Butterfahrten Unerwünschtes Schiff
Zollquerelen auf einer Butterfahrt wecken deutsch-polnische Empfindlichkeiten.
Am Dienstag der vergangenen Woche fiel ein Schatten auf die deutsch-polnischen Grenzbeziehungen, als ein Schnellboot der polnischen Küstenwache versuchte, den deutschen Ausflugsdampfer Adler Dania an der Ausreise aus Polen zu hindern. Dabei wurden nach Aussage des deutschen Kapitäns drei oder vier Warnschüsse abgegeben. Die polnischen Grenzschützer erklärten, nur Signalpatronen abgefeuert zu haben.

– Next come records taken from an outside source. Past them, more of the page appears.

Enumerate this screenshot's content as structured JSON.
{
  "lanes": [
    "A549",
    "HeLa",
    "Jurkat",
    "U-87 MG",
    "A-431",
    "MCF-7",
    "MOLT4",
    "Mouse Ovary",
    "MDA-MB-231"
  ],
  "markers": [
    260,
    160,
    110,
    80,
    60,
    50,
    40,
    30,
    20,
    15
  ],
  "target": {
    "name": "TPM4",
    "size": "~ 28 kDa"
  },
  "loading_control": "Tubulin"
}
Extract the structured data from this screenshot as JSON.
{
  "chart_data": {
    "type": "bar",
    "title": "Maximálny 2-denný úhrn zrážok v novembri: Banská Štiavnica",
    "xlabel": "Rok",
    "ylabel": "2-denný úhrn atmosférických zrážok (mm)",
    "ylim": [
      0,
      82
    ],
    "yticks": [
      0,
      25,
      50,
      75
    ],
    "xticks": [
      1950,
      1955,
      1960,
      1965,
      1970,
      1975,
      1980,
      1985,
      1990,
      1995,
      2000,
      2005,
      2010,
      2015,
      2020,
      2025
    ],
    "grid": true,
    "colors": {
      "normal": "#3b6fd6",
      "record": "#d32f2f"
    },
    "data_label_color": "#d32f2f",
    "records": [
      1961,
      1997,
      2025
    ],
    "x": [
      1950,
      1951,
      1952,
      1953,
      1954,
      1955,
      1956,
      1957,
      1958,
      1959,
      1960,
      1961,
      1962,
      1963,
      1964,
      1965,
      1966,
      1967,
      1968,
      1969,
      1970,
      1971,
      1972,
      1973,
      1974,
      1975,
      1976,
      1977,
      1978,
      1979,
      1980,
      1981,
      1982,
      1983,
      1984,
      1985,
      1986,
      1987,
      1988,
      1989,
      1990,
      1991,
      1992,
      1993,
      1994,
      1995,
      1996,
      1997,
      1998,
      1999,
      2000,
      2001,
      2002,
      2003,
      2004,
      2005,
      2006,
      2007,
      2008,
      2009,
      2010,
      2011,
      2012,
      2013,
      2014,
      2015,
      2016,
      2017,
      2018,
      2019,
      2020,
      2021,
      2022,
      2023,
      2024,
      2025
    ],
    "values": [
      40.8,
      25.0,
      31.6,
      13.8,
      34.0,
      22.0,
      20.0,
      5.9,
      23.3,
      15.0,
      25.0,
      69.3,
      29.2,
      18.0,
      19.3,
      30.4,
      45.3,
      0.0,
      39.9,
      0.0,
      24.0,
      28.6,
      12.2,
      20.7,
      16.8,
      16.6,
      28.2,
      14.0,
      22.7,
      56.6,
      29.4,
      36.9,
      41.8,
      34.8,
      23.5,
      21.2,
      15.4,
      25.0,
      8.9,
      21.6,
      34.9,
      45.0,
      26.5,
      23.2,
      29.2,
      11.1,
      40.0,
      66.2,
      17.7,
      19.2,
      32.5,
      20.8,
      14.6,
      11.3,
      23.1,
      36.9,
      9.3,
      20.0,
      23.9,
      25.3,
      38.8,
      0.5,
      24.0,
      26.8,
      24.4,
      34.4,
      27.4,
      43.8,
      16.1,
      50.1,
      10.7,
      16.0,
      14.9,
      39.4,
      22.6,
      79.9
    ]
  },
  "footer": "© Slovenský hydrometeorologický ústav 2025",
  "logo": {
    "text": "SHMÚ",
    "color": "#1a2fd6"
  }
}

Die Adler Dania gehört der Insel- und Halligreederei Sven Paulsen mit Sitz in Westerland auf Sylt. Sie verkehrt zwischen der deutschen Insel Usedom, der polnischen Hafenstadt Świnoujście (Swinemünde) und dem Seebad Międzyzdroje (Misdroy). Vor Einführung des EU-Binnenmarkts waren die Schiffe der Reederei zum Großteil für Butterfahrten mit zollfreiem Einkauf auf Nord- und Ostsee unterwegs. Seit dem EU-Beitritt Polens am 1. Mai 2004 wird in den Bordshops verzollte Ware verkauft. Das lohnt sich wegen der unterschiedlichen Steuersätze immer noch. In Polen sind Zigaretten weit billiger als in Deutschland, hierzulande wiederum Spirituosen günstiger als in Polen. Schiffe wie die Adler Dania haben deshalb zwei Bordshops: Der eine wird in deutschen Gewässern geöffnet und verkauft in Deutschland versteuerten Schnaps, der andere öffnet in polnischen Hoheitsgewässern und bietet Zigaretten an. 500000 Deutsche nutzten die Schiffe im vergangenen Jahr.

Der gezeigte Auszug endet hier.